Das Alter kommt in Schüben, sagt Erna. Eine Weile bleibt alles gut, dann wirst du plötzlich wieder schwächer. Jetzt, mit 89, steht sie an der Heizung und friert. Seit draußen Frost ist, wird ihr auch drinnen nicht mehr warm. Sie verachtet sich regelrecht dafür. Mit mir ist nichts mehr los, klagt sie.

Ich hätte damals vom Turm springen sollen. Aber als ich da oben stand, merkte ich, wie schwer es ist. Ich war zu feige. Und was hätten die Kinder von mir gedacht? Kein würdiges Beispiel!

Warum kann man nicht einfach tot umfallen? Schlecht eingerichtet ist das. Ich beneide meine Freundin. Es ging schnell und sie hat Ruhe.

Mit 55 hatte Erna doch noch den Führerschein gemacht. Da waren die Kinder endlich groß. Dann war sie oft verreist.
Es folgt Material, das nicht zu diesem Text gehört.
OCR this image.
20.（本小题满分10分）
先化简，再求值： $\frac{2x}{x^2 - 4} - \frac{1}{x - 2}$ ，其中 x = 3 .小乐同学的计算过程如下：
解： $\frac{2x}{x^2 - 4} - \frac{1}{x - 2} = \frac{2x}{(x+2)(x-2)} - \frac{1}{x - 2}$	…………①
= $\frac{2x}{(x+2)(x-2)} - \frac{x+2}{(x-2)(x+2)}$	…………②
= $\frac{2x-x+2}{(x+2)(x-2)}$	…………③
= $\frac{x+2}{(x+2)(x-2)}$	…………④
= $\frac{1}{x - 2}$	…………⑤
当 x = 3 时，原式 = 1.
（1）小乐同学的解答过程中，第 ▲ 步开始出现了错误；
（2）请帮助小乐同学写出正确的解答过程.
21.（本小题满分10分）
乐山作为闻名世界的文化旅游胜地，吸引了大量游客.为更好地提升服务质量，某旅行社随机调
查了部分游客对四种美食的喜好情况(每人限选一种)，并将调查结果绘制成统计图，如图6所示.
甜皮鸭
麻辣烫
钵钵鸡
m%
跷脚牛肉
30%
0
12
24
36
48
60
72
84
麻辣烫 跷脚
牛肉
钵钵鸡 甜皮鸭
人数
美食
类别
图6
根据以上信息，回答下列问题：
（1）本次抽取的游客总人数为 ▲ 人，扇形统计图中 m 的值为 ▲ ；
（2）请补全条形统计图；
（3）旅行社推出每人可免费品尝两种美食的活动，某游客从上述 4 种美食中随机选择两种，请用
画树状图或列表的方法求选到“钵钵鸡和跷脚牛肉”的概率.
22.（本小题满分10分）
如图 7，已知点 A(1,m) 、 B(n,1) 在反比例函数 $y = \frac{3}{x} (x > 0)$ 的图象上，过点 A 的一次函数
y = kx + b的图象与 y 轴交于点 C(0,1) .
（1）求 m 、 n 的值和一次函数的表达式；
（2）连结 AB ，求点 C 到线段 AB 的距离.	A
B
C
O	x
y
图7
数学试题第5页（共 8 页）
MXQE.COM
Vieles nachholen. Menschen sehen, Kultur begreifen, Soziales. Erna regte sich heftig auf, wenn etwas wieder ungerecht zuging. Noch heute schreibt sie ihre Leserbriefe.
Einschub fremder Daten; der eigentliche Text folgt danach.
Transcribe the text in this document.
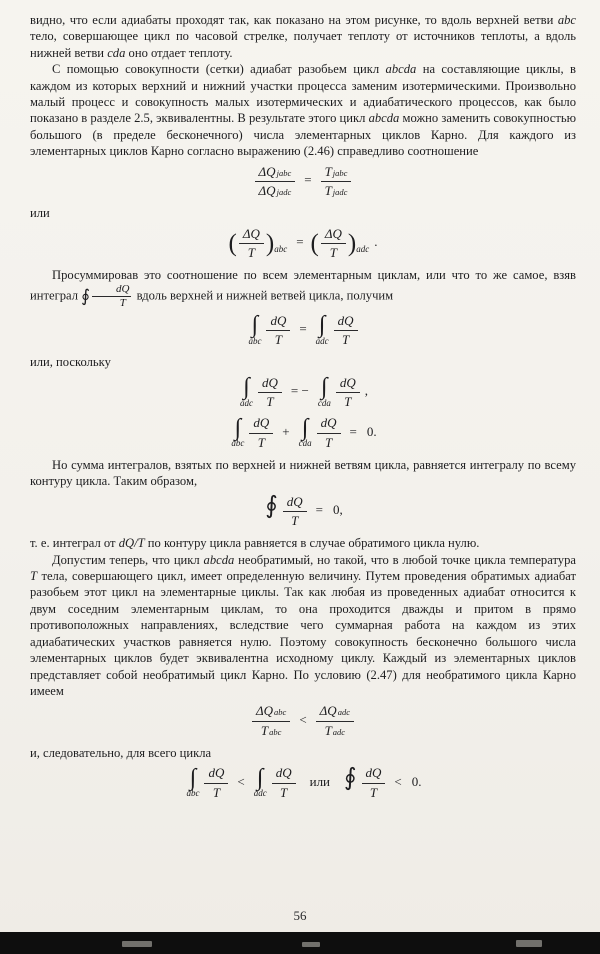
видно, что если адиабаты проходят так, как показано на этом рисунке, то вдоль верхней ветви abc тело, совершающее цикл по часовой стрелке, получает теплоту от источников теплоты, а вдоль нижней ветви cda оно отдает теплоту.

С помощью совокупности (сетки) адиабат разобьем цикл abcda на составляющие циклы, в каждом из которых верхний и нижний участки процесса заменим изотермическими. Произвольно малый процесс и совокупность малых изотермических и адиабатического процессов, как было показано в разделе 2.5, эквивалентны. В результате этого цикл abcda можно заменить совокупностью большого (в пределе бесконечного) числа элементарных циклов Карно. Для каждого из элементарных циклов Карно согласно выражению (2.46) справедливо соотношение

$\frac{\text{ΔQjabc}}{\text{ΔQjadc}} = \frac{\text{Tjabc}}{\text{Tjadc}}$

или

( $\frac{\Delta Q}{T} )_{abc}$ = ( $\frac{\Delta Q}{T} )_{adc}$ .

Просуммировав это соотношение по всем элементарным циклам, или что то же самое, взяв интеграл ∮ $\frac{dQ}{T}$ вдоль верхней и нижней ветвей цикла, получим

∫
abc $\frac{dQ}{T}$ = ∫
adc $\frac{dQ}{T}$

или, поскольку

∫
adc $\frac{dQ}{T}$ = − ∫
cda $\frac{dQ}{T}$ ,
∫
abc $\frac{dQ}{T}$ + ∫
cda $\frac{dQ}{T} = 0$.

Но сумма интегралов, взятых по верхней и нижней ветвям цикла, равняется интегралу по всему контуру цикла. Таким образом,

∮
$\frac{dQ}{T} = 0$,

т. е. интеграл от dQ/T по контуру цикла равняется в случае обратимого цикла нулю.

Допустим теперь, что цикл abcda необратимый, но такой, что в любой точке цикла температура T тела, совершающего цикл, имеет определенную величину. Путем проведения обратимых адиабат разобьем этот цикл на элементарные циклы. Так как любая из проведенных адиабат относится к двум соседним элементарным циклам, то она проходится дважды и притом в прямо противоположных направлениях, вследствие чего суммарная работа на каждом из этих адиабатических участков равняется нулю. Поэтому совокупность бесконечно большого числа элементарных циклов будет эквивалентна исходному циклу. Каждый из элементарных циклов представляет собой необратимый цикл Карно. По условию (2.47) для необратимого цикла Карно имеем

$\frac{\text{ΔQabc}}{\text{Tabc}} < \frac{\text{ΔQadc}}{\text{Tadc}}$

и, следовательно, для всего цикла

∫
abc $\frac{dQ}{T}$ < ∫
adc $\frac{dQ}{T}$ или ∮
$\frac{dQ}{T} < 0$.
56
Aber jeden Tag wird ihr Gang jetzt unsicherer. Sie stützt sich auf, sucht wieder die Brille. Manchmal aber stellt sie noch den Stuhl auf den Tisch und steigt hoch, um die Gardine zurechtzuzupfen. Ich bin wieder gefallen, klagt sie.

In ein Altersheim gehen? Nein! Entschiedene Abwehr. Nur über Krankheit reden will ich nicht. Erna hat ihre Meinung. Ärzte taugen meist nicht viel. Schwiegertöchter sind schwierig. Und soziale Dienste, die für sie den Einkauf machten, hat sie gleich wieder abbestellt. Ich will keine fremden Leute im Haus, sagte sie.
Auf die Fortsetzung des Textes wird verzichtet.